Perceptions of respondents on the health co-benefits in relation to GHG mitigation measures in different economic or social sectors.
| Statements | Agree | Disagree | Uncertain |
|---|---|---|---|
| Increase physical activity, reduce obesity and cardiovascular diseases | 879 (75.8) | 115 (9.9) | 165 (14.3) |
| Mitigate climate change, decrease the burden of climate-sensitive diseases | 1027 (88.6) | 52 (4.5) | 80 (6.9) |
| Encourage scientific innovation and facilitate social development | 855 (73.8) | 102 (8.8) | 202 (17.4) |
| Decrease air pollutants, improve air quality, and reduce diseases caused by air pollution | 1112 (95.9) | 14 (1.2) | 33 (2.9) |
| Improve the quality of vehicles and decrease road traffic injuries | 754 (65.0) | 205 (17.7) | 200 (17.3) |
| Promote the development and use of low carbon and environmental friendly vehicles | 1079 (93.1) | 31 (2.7) | 49 (4.2) |
| Improve physical activities, decrease cardiovascular diseases, obesity and diabetes through promoting active travel (walking, cycling and public transport) | 1008 (87.0) | 58 (5.0) | 93 (8.0) |
| Decrease vehicle use and air pollutants emission, improve air quality and public health | 1109 (95.7) | 15 (1.3) | 35 (3.0) |
| Decrease the production and consumption of foods from animal sources, reduce the incidence of obesity, type 2 diabetes and cardiovascular diseases | 940 (81.1) | 51 (4.4) | 168 (14.5) |
| Encourage innovation in low carbon technology and facilitate social development | 958 (82.7) | 56 (4.8) | 145 (12.5) |
| Decrease the emission of air pollutants, and improve air quality as well as public health | 1101 (95.0) | 14 (1.2) | 44 (3.8) |
| Increase physical activity, reduce cardiovascular diseases and obesity | 929 (80.1) | 88 (7.6) | 142 (12.3) |
| A low carbon lifestyle can conserve energy and benefit the society | 1088 (93.8) | 25 (2.2) | 46 (4.0) |
| Using low carbon household appliances can promote the development of clean technology | 1060 (91.5) | 26 (2.2) | 73 (6.3) |
| Low carbon lifestyle can improve people’s mental outlooks | 808 (69.7) | 151 (13.0) | 200 (17.3) |
| Decrease indoor air pollutants emission, improve air quality, and promote the health of family | 1083 (93.4) | 23 (2.0) | 53 (4.6) |
Multivariable logistic regression analysis for the significant predictors of respondents’ perceptions on the health co-benefits in relation to GHG mitigation.

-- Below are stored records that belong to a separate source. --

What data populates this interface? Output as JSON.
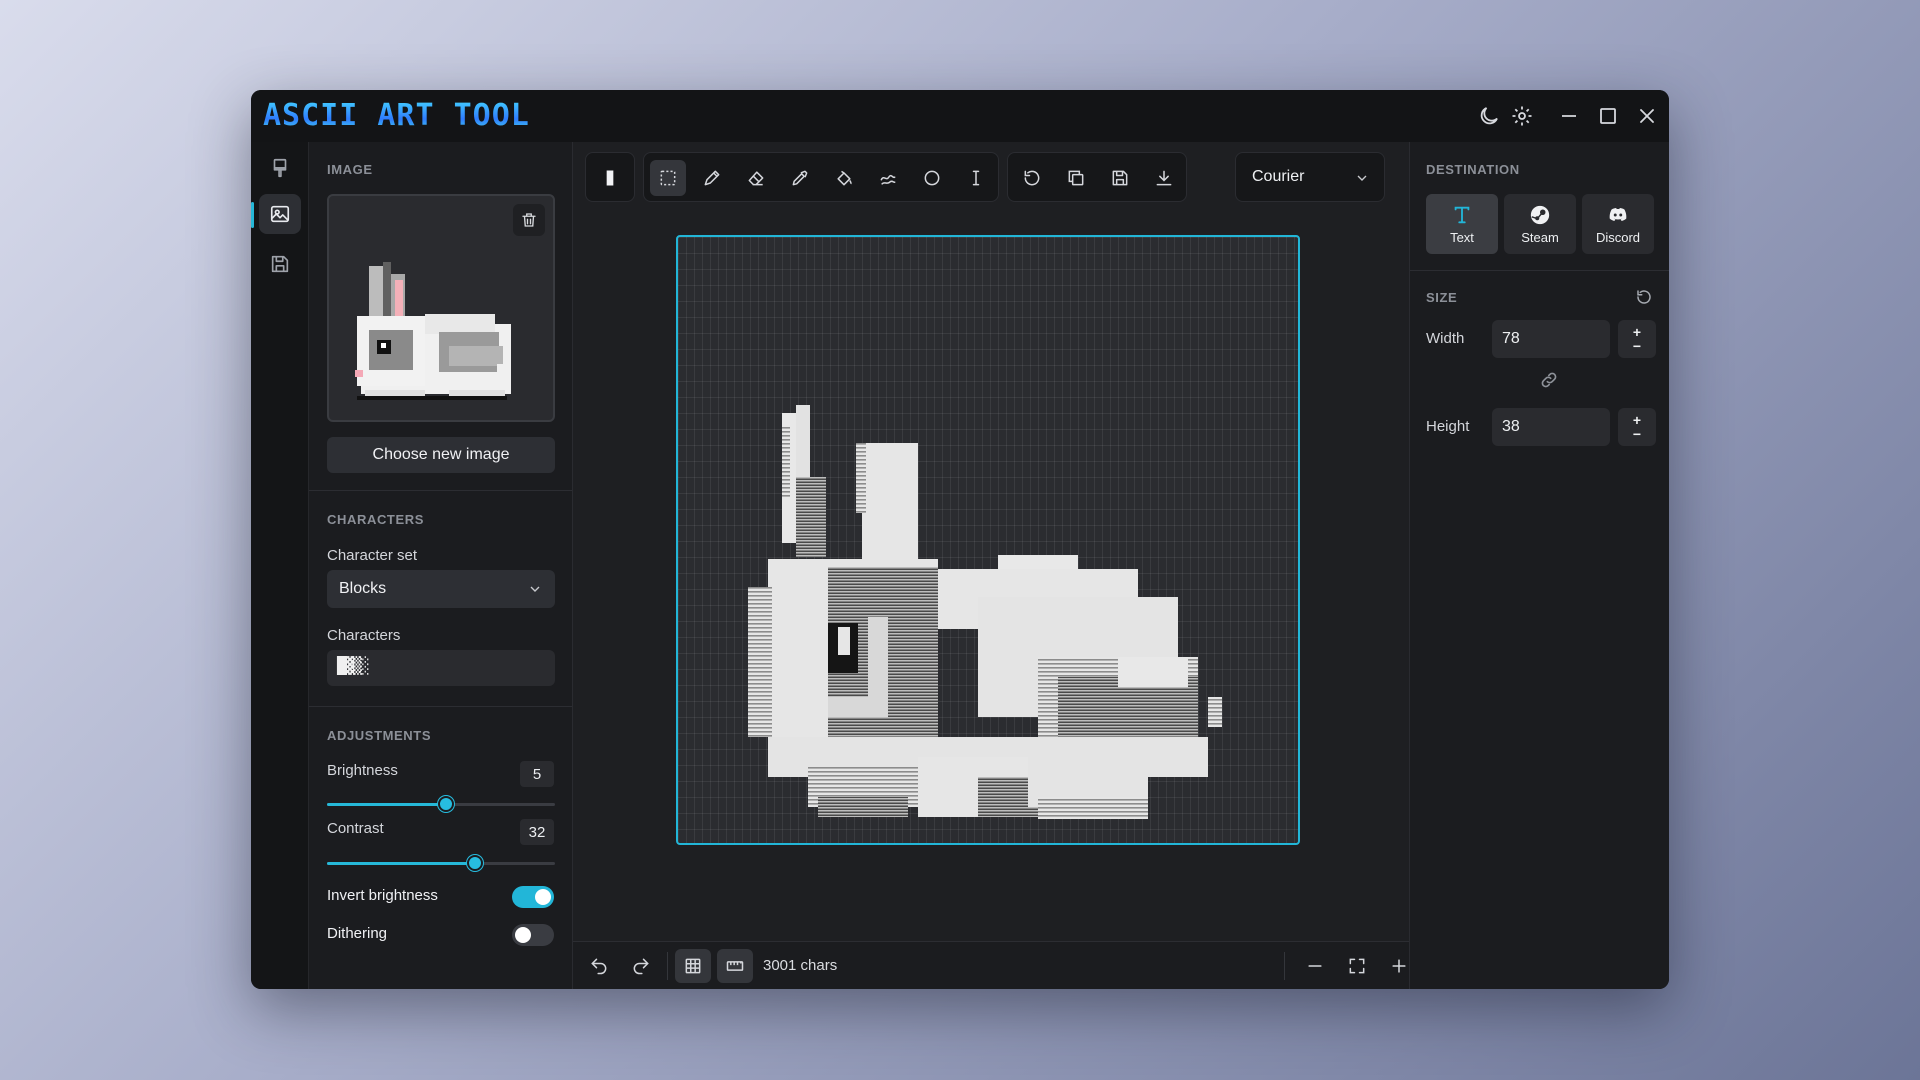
{
  "app": {
    "title": "ASCII ART TOOL"
  },
  "titlebar": {
    "icons": [
      "moon-icon",
      "gear-icon",
      "minimize-icon",
      "maximize-icon",
      "close-icon"
    ]
  },
  "sidebar": {
    "items": [
      "brush-icon",
      "image-icon",
      "save-icon"
    ],
    "active": "image-icon"
  },
  "left_panel": {
    "image": {
      "section_title": "IMAGE",
      "choose_label": "Choose new image"
    },
    "characters": {
      "section_title": "CHARACTERS",
      "set_label": "Character set",
      "set_value": "Blocks",
      "chars_label": "Characters",
      "chars_value": "█▓▒░"
    },
    "adjustments": {
      "section_title": "ADJUSTMENTS",
      "brightness_label": "Brightness",
      "brightness_value": "5",
      "brightness_fraction": 0.52,
      "contrast_label": "Contrast",
      "contrast_value": "32",
      "contrast_fraction": 0.65,
      "invert_label": "Invert brightness",
      "invert_on": true,
      "dither_label": "Dithering",
      "dither_on": false
    }
  },
  "toolbar": {
    "tools": [
      "block-icon",
      "select-icon",
      "pencil-icon",
      "eraser-icon",
      "eyedropper-icon",
      "fill-icon",
      "smudge-icon",
      "circle-icon",
      "text-cursor-icon"
    ],
    "active_tool": "select-icon",
    "actions": [
      "rotate-icon",
      "copy-icon",
      "save-icon",
      "download-icon"
    ],
    "font": "Courier",
    "accent": "#22b6d8"
  },
  "status": {
    "chars_count": "3001 chars"
  },
  "right_panel": {
    "destination_title": "DESTINATION",
    "destinations": [
      {
        "label": "Text",
        "icon": "text-icon",
        "active": true
      },
      {
        "label": "Steam",
        "icon": "steam-icon",
        "active": false
      },
      {
        "label": "Discord",
        "icon": "discord-icon",
        "active": false
      }
    ],
    "size_title": "SIZE",
    "width_label": "Width",
    "width_value": "78",
    "height_label": "Height",
    "height_value": "38",
    "plus": "+",
    "minus": "−"
  }
}
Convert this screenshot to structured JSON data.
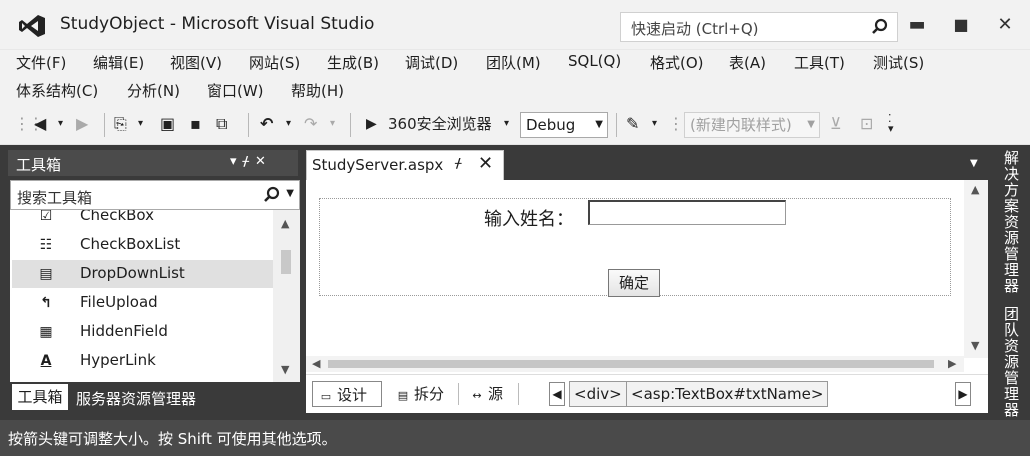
{
  "title_bar": {
    "app_title": "StudyObject - Microsoft Visual Studio",
    "quick_launch_placeholder": "快速启动 (Ctrl+Q)",
    "logo_icon": "visual-studio-logo-icon"
  },
  "window_controls": {
    "minimize": "▬",
    "maximize": "■",
    "close": "✕"
  },
  "menu": {
    "row1": [
      "文件(F)",
      "编辑(E)",
      "视图(V)",
      "网站(S)",
      "生成(B)",
      "调试(D)",
      "团队(M)",
      "SQL(Q)",
      "格式(O)",
      "表(A)",
      "工具(T)",
      "测试(S)"
    ],
    "row2": [
      "体系结构(C)",
      "分析(N)",
      "窗口(W)",
      "帮助(H)"
    ]
  },
  "toolbar": {
    "run_target": "360安全浏览器",
    "configuration": "Debug",
    "style_combo": "(新建内联样式)"
  },
  "toolbox": {
    "title": "工具箱",
    "search_placeholder": "搜索工具箱",
    "items": [
      {
        "label": "CheckBox",
        "icon": "checkbox-icon",
        "glyph": "☑"
      },
      {
        "label": "CheckBoxList",
        "icon": "checkboxlist-icon",
        "glyph": "☷"
      },
      {
        "label": "DropDownList",
        "icon": "dropdownlist-icon",
        "glyph": "▤",
        "selected": true
      },
      {
        "label": "FileUpload",
        "icon": "fileupload-icon",
        "glyph": "↰"
      },
      {
        "label": "HiddenField",
        "icon": "hiddenfield-icon",
        "glyph": "▦"
      },
      {
        "label": "HyperLink",
        "icon": "hyperlink-icon",
        "glyph": "A"
      }
    ],
    "bottom_tabs": {
      "active": "工具箱",
      "other": "服务器资源管理器"
    }
  },
  "document": {
    "tab_label": "StudyServer.aspx",
    "form": {
      "name_label": "输入姓名：",
      "name_value": "",
      "submit_label": "确定"
    },
    "view_buttons": {
      "design": "设计",
      "split": "拆分",
      "source": "源"
    },
    "breadcrumb": [
      "<div>",
      "<asp:TextBox#txtName>"
    ]
  },
  "side_tabs": [
    "解决方案资源管理器",
    "团队资源管理器"
  ],
  "status_bar": {
    "text": "按箭头键可调整大小。按 Shift 可使用其他选项。"
  }
}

| Variables | Reference Group | OR | SE | 95% CI | |
|---|---|---|---|---|---|
| Age | NA (continuous) | 0.98 | 0.01 | 0.97–0.99 | 0.020 |
| Gender | Male | 0.81 | 0.13 | 0.58–1.11 | 0.192 |
| Education level | Primary school or below | 1.05 | 0.11 | 0.77–1.21 | 0.757 |
| Family monthly income per person (Chinese Yuan) | <1000 Chinese Yuan | 1.15 | 0.12 | 0.95–1.40 | 0.153 |
| Attitudes toward the current urban air pollution | Strongly disagree | 1.33 | 0.18 | 1.02–1.75 | 0.036 |
| Attitudes toward governmental policy attempts and progress | Strongly disagree | 1.23 | 0.13 | 1.01–1.51 | 0.043 |
| Have respiratory diseases | Not to have | 1.50 | 0.31 | 1.01–2.25 | 0.047 |
| Choose low carbon lifestyle in daily life or work | Not to choose | 2.60 | 0.82 | 1.40–4.82 | 0.003 |
| Constant | NA | 0.02 | 0.01 | 0.00–0.09 | <0.001 |
OR: odds ratio; SE: standard error; CI: confidence interval; : p-value; NA: not applicable (for reference).